How to show that $\sqrt[3]{3} + \sqrt{3} + \sqrt{2}$ is algebraic? How to show that $\sqrt[3]{3} + \sqrt{3} + \sqrt{2}$  is algebraic?
I know how to prove x = $\sqrt[3]{3} + \sqrt{2}$ and  x = $\sqrt{3} + \sqrt{2}$ , but the root doesn't disappear from $\sqrt[3]{3} + \sqrt{3} + \sqrt{2}$ .
I want to make an algebraic equation that has this as an solution.

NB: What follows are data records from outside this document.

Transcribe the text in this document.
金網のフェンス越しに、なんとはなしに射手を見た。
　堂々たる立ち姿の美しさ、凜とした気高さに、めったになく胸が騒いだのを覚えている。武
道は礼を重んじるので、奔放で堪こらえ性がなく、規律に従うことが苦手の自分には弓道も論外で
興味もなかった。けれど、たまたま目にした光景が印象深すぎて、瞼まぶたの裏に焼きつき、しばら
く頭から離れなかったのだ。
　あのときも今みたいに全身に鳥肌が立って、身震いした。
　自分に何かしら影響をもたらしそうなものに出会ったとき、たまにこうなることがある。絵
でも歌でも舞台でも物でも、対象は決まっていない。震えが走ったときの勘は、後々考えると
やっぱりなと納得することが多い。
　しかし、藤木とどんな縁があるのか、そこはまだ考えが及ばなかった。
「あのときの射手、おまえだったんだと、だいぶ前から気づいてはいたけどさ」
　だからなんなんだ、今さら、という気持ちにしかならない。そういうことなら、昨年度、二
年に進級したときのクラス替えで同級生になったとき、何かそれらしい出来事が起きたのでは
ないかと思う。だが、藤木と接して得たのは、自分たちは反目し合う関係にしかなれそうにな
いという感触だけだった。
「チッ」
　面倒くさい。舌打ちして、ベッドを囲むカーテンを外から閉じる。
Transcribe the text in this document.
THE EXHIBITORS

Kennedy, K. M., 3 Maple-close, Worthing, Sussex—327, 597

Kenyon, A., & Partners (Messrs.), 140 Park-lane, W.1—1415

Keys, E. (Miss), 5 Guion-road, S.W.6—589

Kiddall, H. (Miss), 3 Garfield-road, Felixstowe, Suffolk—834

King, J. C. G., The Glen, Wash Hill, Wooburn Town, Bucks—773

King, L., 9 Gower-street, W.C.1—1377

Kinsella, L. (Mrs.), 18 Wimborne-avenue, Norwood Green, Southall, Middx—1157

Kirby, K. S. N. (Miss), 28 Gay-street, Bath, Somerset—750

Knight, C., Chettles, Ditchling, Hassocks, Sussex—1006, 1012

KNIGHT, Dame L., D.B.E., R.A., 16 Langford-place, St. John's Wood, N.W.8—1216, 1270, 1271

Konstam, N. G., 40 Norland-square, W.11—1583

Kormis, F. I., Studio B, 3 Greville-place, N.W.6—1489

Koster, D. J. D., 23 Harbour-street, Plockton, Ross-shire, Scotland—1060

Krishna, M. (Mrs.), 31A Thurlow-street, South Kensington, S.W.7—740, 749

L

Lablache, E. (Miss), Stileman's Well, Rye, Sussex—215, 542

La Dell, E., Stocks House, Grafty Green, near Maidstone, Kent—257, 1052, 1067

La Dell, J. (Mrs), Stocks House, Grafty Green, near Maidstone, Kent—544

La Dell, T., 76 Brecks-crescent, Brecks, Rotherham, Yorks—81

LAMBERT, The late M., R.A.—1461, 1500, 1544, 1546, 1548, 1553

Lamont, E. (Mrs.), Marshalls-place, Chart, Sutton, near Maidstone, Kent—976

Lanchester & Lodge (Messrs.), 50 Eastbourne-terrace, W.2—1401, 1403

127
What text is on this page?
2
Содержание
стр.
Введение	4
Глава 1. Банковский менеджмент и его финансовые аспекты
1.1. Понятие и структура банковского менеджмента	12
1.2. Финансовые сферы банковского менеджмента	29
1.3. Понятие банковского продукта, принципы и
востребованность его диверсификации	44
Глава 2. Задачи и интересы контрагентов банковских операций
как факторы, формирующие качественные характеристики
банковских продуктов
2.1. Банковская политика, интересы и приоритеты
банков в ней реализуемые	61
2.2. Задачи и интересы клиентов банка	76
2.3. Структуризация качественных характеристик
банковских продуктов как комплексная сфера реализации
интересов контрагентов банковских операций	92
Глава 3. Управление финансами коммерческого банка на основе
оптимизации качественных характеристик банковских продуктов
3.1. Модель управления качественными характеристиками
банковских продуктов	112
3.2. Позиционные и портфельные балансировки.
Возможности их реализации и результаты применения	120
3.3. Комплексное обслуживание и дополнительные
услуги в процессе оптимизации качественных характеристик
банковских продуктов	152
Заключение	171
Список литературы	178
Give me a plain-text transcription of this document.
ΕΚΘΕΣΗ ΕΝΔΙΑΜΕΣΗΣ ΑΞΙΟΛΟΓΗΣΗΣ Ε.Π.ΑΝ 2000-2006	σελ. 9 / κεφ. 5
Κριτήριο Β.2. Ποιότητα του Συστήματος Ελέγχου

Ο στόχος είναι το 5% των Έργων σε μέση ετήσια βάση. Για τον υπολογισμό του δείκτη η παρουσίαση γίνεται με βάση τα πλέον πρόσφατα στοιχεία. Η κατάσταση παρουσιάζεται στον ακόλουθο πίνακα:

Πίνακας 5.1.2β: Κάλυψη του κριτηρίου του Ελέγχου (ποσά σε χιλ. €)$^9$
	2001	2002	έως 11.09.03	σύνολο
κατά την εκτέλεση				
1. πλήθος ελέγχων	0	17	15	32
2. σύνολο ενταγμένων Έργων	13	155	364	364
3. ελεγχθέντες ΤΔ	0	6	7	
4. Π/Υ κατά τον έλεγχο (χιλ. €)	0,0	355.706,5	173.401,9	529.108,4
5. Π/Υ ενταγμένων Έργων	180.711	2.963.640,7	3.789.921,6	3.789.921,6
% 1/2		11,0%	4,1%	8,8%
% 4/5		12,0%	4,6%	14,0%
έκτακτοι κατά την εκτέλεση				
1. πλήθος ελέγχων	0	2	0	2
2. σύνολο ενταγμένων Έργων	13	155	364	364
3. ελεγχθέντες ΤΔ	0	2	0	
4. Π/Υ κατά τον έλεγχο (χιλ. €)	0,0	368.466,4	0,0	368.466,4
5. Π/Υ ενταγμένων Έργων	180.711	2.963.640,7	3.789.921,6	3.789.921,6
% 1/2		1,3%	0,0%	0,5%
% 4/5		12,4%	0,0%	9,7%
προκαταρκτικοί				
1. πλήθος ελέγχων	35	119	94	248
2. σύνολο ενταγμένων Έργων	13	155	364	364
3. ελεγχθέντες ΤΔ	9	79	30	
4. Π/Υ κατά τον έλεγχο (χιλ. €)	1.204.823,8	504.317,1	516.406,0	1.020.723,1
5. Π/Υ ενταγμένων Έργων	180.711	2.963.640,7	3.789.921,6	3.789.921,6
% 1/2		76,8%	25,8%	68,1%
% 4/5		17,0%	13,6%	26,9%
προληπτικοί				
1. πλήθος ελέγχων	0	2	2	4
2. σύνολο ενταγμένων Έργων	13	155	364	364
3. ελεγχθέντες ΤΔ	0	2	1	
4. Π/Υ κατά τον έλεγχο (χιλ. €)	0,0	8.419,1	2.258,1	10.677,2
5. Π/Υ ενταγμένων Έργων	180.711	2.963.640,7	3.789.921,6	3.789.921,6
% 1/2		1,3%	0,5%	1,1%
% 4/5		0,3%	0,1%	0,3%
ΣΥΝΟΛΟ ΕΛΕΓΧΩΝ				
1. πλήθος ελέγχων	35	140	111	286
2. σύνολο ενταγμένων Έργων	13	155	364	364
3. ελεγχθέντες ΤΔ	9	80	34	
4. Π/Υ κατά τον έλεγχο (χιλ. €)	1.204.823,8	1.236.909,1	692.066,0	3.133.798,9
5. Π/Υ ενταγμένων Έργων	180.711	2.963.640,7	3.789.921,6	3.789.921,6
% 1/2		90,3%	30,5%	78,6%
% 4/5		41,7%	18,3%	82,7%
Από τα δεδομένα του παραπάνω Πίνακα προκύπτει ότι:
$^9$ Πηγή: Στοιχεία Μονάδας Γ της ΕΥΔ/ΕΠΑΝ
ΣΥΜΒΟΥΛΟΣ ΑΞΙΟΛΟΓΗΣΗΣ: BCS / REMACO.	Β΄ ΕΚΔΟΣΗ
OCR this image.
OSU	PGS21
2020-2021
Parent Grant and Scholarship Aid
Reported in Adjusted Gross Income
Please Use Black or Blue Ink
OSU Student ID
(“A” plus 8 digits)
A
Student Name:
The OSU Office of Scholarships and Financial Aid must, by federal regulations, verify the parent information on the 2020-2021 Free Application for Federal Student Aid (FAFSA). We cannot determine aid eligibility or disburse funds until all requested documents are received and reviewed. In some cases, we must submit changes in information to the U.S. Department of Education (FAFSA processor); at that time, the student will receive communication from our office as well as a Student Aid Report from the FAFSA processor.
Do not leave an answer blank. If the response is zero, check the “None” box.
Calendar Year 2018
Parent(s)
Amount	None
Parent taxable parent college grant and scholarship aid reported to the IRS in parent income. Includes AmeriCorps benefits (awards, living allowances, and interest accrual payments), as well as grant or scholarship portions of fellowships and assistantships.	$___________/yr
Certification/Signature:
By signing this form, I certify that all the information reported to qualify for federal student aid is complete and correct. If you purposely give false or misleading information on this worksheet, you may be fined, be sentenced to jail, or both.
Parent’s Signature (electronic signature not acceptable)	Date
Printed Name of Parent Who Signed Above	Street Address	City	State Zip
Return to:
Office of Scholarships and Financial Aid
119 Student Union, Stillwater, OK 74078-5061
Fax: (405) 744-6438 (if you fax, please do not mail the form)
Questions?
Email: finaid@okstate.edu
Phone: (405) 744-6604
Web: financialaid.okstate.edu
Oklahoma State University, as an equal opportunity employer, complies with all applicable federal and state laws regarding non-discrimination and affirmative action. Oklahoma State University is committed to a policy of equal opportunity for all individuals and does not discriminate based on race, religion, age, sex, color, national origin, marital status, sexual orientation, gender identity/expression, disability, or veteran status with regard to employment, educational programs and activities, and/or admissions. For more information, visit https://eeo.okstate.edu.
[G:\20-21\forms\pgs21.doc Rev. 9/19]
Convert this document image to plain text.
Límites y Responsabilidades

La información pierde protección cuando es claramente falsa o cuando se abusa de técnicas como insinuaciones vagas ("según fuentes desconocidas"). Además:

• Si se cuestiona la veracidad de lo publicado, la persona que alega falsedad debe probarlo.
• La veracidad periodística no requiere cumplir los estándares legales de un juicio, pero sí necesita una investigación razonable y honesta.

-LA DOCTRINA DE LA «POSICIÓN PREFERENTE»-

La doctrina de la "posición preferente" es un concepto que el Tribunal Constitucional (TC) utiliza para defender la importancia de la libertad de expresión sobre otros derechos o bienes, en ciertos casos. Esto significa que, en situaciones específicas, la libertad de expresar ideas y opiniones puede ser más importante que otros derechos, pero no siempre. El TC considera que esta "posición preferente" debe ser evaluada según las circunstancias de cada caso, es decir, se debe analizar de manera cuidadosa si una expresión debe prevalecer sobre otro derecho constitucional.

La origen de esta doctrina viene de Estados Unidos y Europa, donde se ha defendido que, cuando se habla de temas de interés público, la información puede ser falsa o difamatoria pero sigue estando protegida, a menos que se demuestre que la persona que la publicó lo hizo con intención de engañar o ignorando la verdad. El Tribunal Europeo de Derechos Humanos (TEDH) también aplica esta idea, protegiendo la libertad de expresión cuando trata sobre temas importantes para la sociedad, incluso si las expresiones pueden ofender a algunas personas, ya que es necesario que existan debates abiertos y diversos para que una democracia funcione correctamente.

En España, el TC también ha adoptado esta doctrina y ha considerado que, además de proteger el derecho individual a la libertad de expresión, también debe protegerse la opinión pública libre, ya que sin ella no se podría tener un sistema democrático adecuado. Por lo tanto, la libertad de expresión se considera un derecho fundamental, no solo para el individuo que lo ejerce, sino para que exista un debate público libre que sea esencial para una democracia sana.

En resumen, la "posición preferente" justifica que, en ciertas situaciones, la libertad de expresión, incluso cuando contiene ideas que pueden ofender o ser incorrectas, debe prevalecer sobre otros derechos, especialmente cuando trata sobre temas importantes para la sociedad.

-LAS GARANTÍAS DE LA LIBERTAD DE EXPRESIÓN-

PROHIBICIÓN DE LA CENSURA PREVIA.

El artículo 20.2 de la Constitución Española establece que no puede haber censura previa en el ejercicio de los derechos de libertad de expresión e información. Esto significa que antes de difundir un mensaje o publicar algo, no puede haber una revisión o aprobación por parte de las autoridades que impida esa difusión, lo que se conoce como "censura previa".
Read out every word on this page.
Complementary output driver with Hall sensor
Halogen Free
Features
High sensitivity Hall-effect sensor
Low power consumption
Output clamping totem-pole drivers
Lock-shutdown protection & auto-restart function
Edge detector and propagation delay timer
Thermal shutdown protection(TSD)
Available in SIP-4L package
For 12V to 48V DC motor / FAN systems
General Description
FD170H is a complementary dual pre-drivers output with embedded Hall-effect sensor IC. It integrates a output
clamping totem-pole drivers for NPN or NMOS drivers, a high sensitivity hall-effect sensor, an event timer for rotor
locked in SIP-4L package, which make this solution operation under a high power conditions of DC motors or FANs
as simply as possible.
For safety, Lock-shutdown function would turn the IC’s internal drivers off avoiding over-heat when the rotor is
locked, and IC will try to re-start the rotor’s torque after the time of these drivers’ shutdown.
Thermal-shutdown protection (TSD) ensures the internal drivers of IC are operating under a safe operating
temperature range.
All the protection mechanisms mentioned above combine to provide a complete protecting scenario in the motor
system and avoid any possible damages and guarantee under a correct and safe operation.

 A: You can show that the polynomial of degree $2\cdot 2 \cdot 3 = 12$
$$\prod_{\epsilon^2 = \epsilon'^2 = \omega^3=1} ( x -\epsilon \sqrt{2} -\epsilon' \sqrt{3} - \omega \sqrt[3]{3})$$
has integral coefficients and your number as a root.
In general you cook up a polynomial formed from all possible sums of roots in a similar way ( here use roots of $x^2-2$, $x^2-3$, $x^3-3$ ).
More hints: the above polynomial equals
$$\prod ((x\pm \sqrt{2}\pm \sqrt{3})^3 - 3)$$
A: Here is a Simpler Approach , which intuitively shows that we will have Integer Co-efficient Equation.
Let $(x-\sqrt{2}+\sqrt{3})=(\sqrt[3]{3})$
Cubing both sides , we get :
Let $(x-\sqrt{2}+\sqrt{3})^3=(3)$
Here I will use $@$ to indicate some arbitrary Co-efficient having only Integers or $x$ or Powers. Every $@$ is a new instance , not connected to every other $@$.
In case I have to refer to the actual value , I will use $A,B,C,D$ to indicate some arbitrary Co-efficient having only Integers or $x$ or Powers.
When we expand the Cube, we will get :
$(@+@\sqrt{2}+@\sqrt{3}+@\sqrt{6})=(3)$
It looks like we got rid of $\sqrt[3]{3}$ , but introduced $\sqrt{6}$ !
Move the terms around , to get this :
$(A+B\sqrt{6})=(@\sqrt{2}+@\sqrt{3})$
Multiply both sides by $(A-B\sqrt{6})$
We get :
$(A^2-6B^2)=(@\sqrt{2}+@\sqrt{3})$ & we have got rid of the $\sqrt{6}$ !
Square both sides , to get :
$(@)=(@+@\sqrt{6})$ & we have again introduced $\sqrt{6}$ while getting rid of $\sqrt{2}$ & $\sqrt{3}$ !
Move the terms around to get this :
$(C)=(D\sqrt{6})$
Squaring both sides again , we get the Integer Co-efficient Equation which has the given root & other roots :
$(C^2)=(6D^2)$
The Degree is $3 \times 2 \times 2 \times 2 = 24$
Hence the given number is Algebraic.